# PREPARE DATASET
Notebook para poner juntar los datos de todas los canales en un único CSV.

In [40]:
import pandas as pd
import os
import re

In [41]:
MISSION = 2
YEAR = 2000
CHANNELS = ["allchannels", "subset", "target"][2]
FIRST_CHANNEL_NUMBER = 18  # Only if CHANNELS == "subset"
LAST_CHANNEL_NUMBER = 28  # Only if CHANNELS == "subset"

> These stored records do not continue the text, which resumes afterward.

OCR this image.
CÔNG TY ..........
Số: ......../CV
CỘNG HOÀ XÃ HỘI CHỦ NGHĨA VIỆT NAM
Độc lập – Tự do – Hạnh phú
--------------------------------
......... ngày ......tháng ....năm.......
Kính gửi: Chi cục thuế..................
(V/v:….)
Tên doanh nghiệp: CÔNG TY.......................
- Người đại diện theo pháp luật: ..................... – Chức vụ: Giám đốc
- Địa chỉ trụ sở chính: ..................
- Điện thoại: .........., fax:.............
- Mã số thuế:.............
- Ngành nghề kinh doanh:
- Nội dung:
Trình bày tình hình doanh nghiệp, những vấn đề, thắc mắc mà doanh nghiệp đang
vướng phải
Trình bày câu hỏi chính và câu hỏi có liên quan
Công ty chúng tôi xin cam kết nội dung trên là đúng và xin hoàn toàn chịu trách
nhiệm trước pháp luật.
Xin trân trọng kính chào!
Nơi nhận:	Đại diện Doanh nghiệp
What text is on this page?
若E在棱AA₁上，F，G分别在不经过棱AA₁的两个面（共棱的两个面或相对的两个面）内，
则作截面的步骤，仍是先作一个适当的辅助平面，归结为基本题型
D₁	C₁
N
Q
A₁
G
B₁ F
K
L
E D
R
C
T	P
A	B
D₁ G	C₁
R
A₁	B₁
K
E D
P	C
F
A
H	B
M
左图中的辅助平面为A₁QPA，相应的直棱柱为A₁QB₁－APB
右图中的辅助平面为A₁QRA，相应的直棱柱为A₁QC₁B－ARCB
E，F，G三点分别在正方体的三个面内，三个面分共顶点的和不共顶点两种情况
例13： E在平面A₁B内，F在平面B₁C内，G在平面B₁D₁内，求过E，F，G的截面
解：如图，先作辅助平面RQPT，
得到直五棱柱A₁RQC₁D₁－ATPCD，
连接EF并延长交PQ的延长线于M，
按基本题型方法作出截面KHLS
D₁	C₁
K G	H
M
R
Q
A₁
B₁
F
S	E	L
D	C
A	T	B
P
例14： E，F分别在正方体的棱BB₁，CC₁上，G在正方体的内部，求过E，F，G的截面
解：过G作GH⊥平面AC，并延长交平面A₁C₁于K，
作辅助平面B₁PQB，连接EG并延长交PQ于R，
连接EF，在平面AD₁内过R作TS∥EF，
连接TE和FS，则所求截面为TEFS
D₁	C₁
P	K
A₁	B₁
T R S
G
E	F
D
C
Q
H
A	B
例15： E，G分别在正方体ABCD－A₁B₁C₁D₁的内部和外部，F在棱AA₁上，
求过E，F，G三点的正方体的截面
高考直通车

DATA_PATH = "../data/Mission2-ESA/channels"
CHANNELS_LIST_PATH = "../data/Mission2-ESA/channels.csv"

In [42]:
start_date = f"{YEAR}-01-01 00:00:00"
end_date = f"{YEAR+1}-01-01 00:00:00"

if CHANNELS == "target":
    channels_info = pd.read_csv(CHANNELS_LIST_PATH)
    channels_list = list(channels_info[channels_info['Target']=="YES"]['Channel'])
else:
    channels_list = None if CHANNELS == "allchannels" else [f"channel_{i}" for i in range(FIRST_CHANNEL_NUMBER, LAST_CHANNEL_NUMBER+1)]
output_path = f"../data/Mission{MISSION}-Datasets/dataset_{CHANNELS if CHANNELS == 'allchannels' or CHANNELS == 'target' else f'channels{FIRST_CHANNEL_NUMBER}_{LAST_CHANNEL_NUMBER}'}_{YEAR}.csv"

In [43]:
def replace_value_x(value):
    match = re.match(r'value_(\d+)', str(value))
    if match:
        return int(match.group(1))
    return value


def get_channel_list(channel_list_path):
    return pd.read_csv(channel_list_path).set_index('Channel').T.to_dict()


def __list_files_in_data_path(_data_path):
    files = os.listdir(_data_path)
    return sorted([f for f in files if f.startswith("channel_")], key=lambda x: int(x.split('_')[1]))


def __compose_combined_df(start_date, end_date, channels, _data_path):
    files = __list_files_in_data_path(_data_path)

    # List to store the DataFrames of each channel
    dataframes = []
    # Read the data of each channel and add them to the list
    for channel in files:
        # if channel_list[channel]["Target"] == "YES" or not only_target:
        if channels is None or channel in channels:
            file_path = f"{_data_path}/{channel}"
            df = pd.read_pickle(file_path)
            df.rename(columns={df.columns[0]: f'{channel}'}, inplace=True)
            
            # Filter the DataFrame to include only the dates between start_date and end_date
            df = df[(df.index >= start_date) & (df.index <= end_date)]

            # df = df.applymap(replace_value_x)
            df = df.apply(lambda col: col.map(replace_value_x))

            dataframes.append(df)

    # Combine the DataFrames into one
    combined_df = pd.concat(dataframes, axis=1)
    combined_df.index.name = "time"
    return combined_df


def get_combined_df(start_date, end_date, channels, output_path, _data_path):
    combined_df = __compose_combined_df(start_date, end_date, channels, _data_path)
    if output_path is not None:
        combined_df.to_csv(output_path, index=True)

In [None]:
get_combined_df(start_date, end_date, channels_list, output_path, DATA_PATH)
print("Result save:", output_path)